Baldwin held the office of captain in the militia from 1800 to 1805, of major from 1807 to 1811, and of lieutenant-colonel of the local regiment from 1811 to 1816. Rolls of his company of date 1802 are extant.

It is said that in addition to his other pursuits he devoted himself to the business of civil engineering, and assisted his brother in the construction of the mill dam across the Back Bay of Boston, and in other works. Benjamin and his wife Mary Carter Brewster Coolidge had five children: Mary Brewster (1809–1817), Clarissa (1810–1813), Loammi (1813–1855), Mary Brewster (1815–1854), and Clarissa Coolidge (1819–1900). His widow later married manufacturer Burrage Yale.

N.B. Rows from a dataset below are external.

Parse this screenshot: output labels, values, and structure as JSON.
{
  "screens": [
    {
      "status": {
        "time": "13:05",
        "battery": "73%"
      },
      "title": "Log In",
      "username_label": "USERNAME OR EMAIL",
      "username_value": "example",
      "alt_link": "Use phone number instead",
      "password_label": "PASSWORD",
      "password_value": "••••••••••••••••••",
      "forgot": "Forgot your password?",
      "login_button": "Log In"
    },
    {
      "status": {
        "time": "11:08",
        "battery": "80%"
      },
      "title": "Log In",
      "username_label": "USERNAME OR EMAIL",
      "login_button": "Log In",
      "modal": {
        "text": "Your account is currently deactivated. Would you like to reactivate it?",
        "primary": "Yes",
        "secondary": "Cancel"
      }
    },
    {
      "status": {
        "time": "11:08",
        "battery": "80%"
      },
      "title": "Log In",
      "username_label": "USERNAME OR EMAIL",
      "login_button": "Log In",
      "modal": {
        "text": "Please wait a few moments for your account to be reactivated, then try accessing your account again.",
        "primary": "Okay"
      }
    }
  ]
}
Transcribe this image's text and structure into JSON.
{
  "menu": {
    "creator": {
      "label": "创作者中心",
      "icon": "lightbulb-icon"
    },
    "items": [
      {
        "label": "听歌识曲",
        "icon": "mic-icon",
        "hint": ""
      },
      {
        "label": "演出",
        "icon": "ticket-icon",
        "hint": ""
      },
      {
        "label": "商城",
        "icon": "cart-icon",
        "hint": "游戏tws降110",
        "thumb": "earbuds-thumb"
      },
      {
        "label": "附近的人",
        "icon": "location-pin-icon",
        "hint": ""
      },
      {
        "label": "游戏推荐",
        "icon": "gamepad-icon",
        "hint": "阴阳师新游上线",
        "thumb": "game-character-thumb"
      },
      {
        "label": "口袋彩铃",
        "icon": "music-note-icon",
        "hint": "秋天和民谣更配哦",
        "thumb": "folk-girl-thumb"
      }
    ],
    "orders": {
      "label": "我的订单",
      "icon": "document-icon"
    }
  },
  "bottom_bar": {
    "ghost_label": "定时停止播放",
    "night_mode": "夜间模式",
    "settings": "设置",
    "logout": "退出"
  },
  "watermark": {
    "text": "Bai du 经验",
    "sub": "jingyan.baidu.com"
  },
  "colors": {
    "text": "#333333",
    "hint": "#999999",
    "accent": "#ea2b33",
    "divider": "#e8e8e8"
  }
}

==Civil engineering family==
Along with his brothers, Cyrus Baldwin (1773–1854), Loammi Baldwin Jr. (1780–1834), James Fowle Baldwin (1782–1862), and George Rumford Baldwin (1798–1888), he was a noted civil engineer, having assisted his father in conducting the original survey for the Middlesex Canal at the age of nine and assisted his brother in the construction of the mill dam across the Back Bay of Boston, among various other civil engineering achievements.

The structure was originally conceived as a means to industrialize the Back Bay but ultimately led to the creation of the Back Bay neighborhood and is considered "one of the greatest engineering accomplishments of early 19th century Boston..." Along with Cyrus Baldwin, Benjamin was also responsible for surveying the Merrimack River in 1818 for the purpose of making navigational improvements.

His grandson was Dr. Roswell Park, founder of Roswell Park Comprehensive Cancer Center.